No final da sessão, tia e sobrinha comentavam o filme. Bem, ela tentava disfarçar o efeito devastador do choro; eu tentava mitigar a sua emoção… entre risos e o respeito que o romantismo da doce criatura exigia. Com efeito, a boa senhora, olhos avermelhados de tanta lágrima, nariz a condizer de tanto fungar, lenço amarrotado de tanto o apertar, entre lágrimas e sorrisos de ventura suprema - afinal, o capitão tinha salvo a sua amada e os sete cachopos das mãos dos nazis - rematava sempre com a habitual frase - Gostaste, Ana?
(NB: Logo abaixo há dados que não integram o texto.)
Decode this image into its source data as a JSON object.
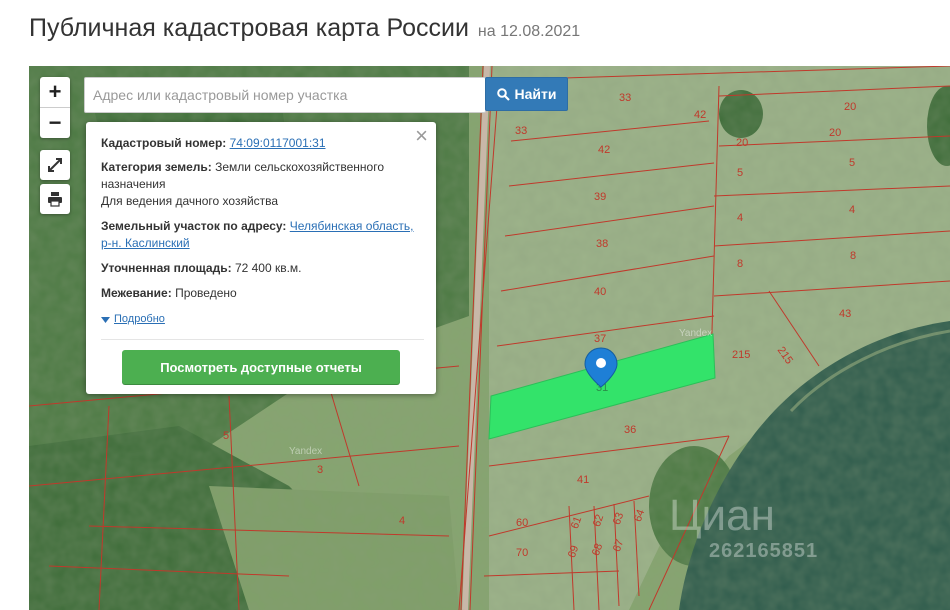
{
  "header": {
    "title": "Публичная кадастровая карта России",
    "date_prefix": "на",
    "date": "12.08.2021"
  },
  "search": {
    "placeholder": "Адрес или кадастровый номер участка",
    "button_label": "Найти"
  },
  "zoom": {
    "in_label": "+",
    "out_label": "−"
  },
  "tools": [
    {
      "icon": "fullscreen-icon"
    },
    {
      "icon": "print-icon"
    }
  ],
  "popup": {
    "cadastral_label": "Кадастровый номер:",
    "cadastral_number": "74:09:0117001:31",
    "category_label": "Категория земель:",
    "category_value": "Земли сельскохозяйственного назначения",
    "usage_value": "Для ведения дачного хозяйства",
    "address_label": "Земельный участок по адресу:",
    "address_value": "Челябинская область, р-н. Каслинский",
    "area_label": "Уточненная площадь:",
    "area_value": "72 400 кв.м.",
    "survey_label": "Межевание:",
    "survey_value": "Проведено",
    "more_label": "Подробно",
    "reports_button": "Посмотреть доступные отчеты",
    "close_icon": "close-icon"
  },
  "map": {
    "plot_numbers": [
      "33",
      "42",
      "20",
      "33",
      "42",
      "20",
      "20",
      "5",
      "5",
      "39",
      "4",
      "4",
      "38",
      "8",
      "8",
      "40",
      "43",
      "37",
      "215",
      "215",
      "36",
      "5",
      "3",
      "41",
      "4",
      "60",
      "61",
      "62",
      "63",
      "64",
      "70",
      "69",
      "68",
      "67"
    ],
    "selected_plot_label": "31",
    "yandex_label": "Yandex",
    "watermark": "Циан",
    "watermark_id": "262165851",
    "colors": {
      "selected_plot": "#33e36a",
      "marker": "#1e7fd6",
      "boundaries": "#c0392b",
      "water": "#2e5b4c"
    }
  }
}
Percebeste tudo, filha? Aquelas freirinhas eram umas santas… Sabias que estive para entrar no convento, mas… blá, blá, blá… Santa tia Eduarda! Nunca se apercebeu que a ânsia e o nervosismo que me denunciavam nada tinham a ver com a doce Maria, o capitão e as freiras. Eram, confesso, fruto da minha enorme vontade de entrar na pastelaria o mais depressa possível. O prémio, o meu prémio consistia - daí a minha disponibilidade "cinematográfica" - na total liberdade de, no final, me empanturrar de bolos e outras iguarias afins. Sim, que, na altura, ainda não havia o MacDonald’s!

Outro dos filmes que deixou eco na minha vida graças à densa emotividade da minha mãe foi - Madame X. Na altura, o cinema do Terço passava os "clássicos dos clássicos", dedicando-lhes uma semana que só não era santa, porque, raramente, coincidia com a Quaresma. Contudo, os sacrifícios que alguns desses filmes me custaram, valeram, e não creio estar a exagerar, por não sei quantos "Ramadão". Se a memória não me atraiçoa, fui "convidada" a ver a malograda madame morrer, pelo menos - e continuo a não exagerar - umas três vezes. A minha mãe, essa, coitada, mal se sentava no lugar indicado no bilhete, tirava um lenço da carteira - os lenços ainda não eram de papel, muito menos as carteiras - aguardando, ansiosa, que as luzes se apagassem. O que se passava depois? Suspiros. Muitos suspiros. Lágrimas teimosas. Mais suspiros.
Eu, sentindo-me numa espécie de velório, mexia-me, remexia-me, olhava para a cara acabrunhada da vizinha da direita, ouvia os ais da fila da frente, olhava para o écran e, em desespero de causa, pedia um milagre - Deus, permite que o realizador mude o guião. Tem pena da minha mãe. Tem pena de mim. Tem pena da desgraçada que acaba sempre por morrer durante o julgamento.
É evidente que Deus estava sempre ocupado com outros milagres bem mais relevantes do que aquele. Resultado: a habitual reprimenda de uma mãe chorosa e incapaz de perceber a frieza da filha perante um drama tão intenso - Porta-te como uma senhora. Já viste o que a pobrezinha está a passar ?! Teria sido inútil explicar-lhe que tudo aquilo não passava de mera ficção. A minha mão só não vestia de luto, nos dias seguintes, porque, como é óbvio, a dor ia resvalando para um riacho de melancolia. E, finalmente, a melancolia dava lugar à lucidez.
À distância - mas ainda sorrindo - revivo a sua tristeza e ouço-me a dizer-lhe, baixinho - Não chore, mãe. Pode ser que, hoje, ela não morra. Quem sabe se não é a sogra que vai ter um ataque súbito de coração?!

Ó mãe, perdoa a minha indiferença. A minha total incapacidade de compreender - em sentida cumplicidade - a tua reacção, a tua palidez, o teu exacerbado sentimentalismo. Juro-te que, se um dia conseguir apanhar a história da tal madame, vou concentrar-me, sublimando as minhas emoções, e vivenciar aquele drama doméstico predestinado à desgraça... por culpa de uma sogra má.
Sem pipocas. Sem Coca-Cola. Sem forretice de lágrimas. Só com lenços de papel!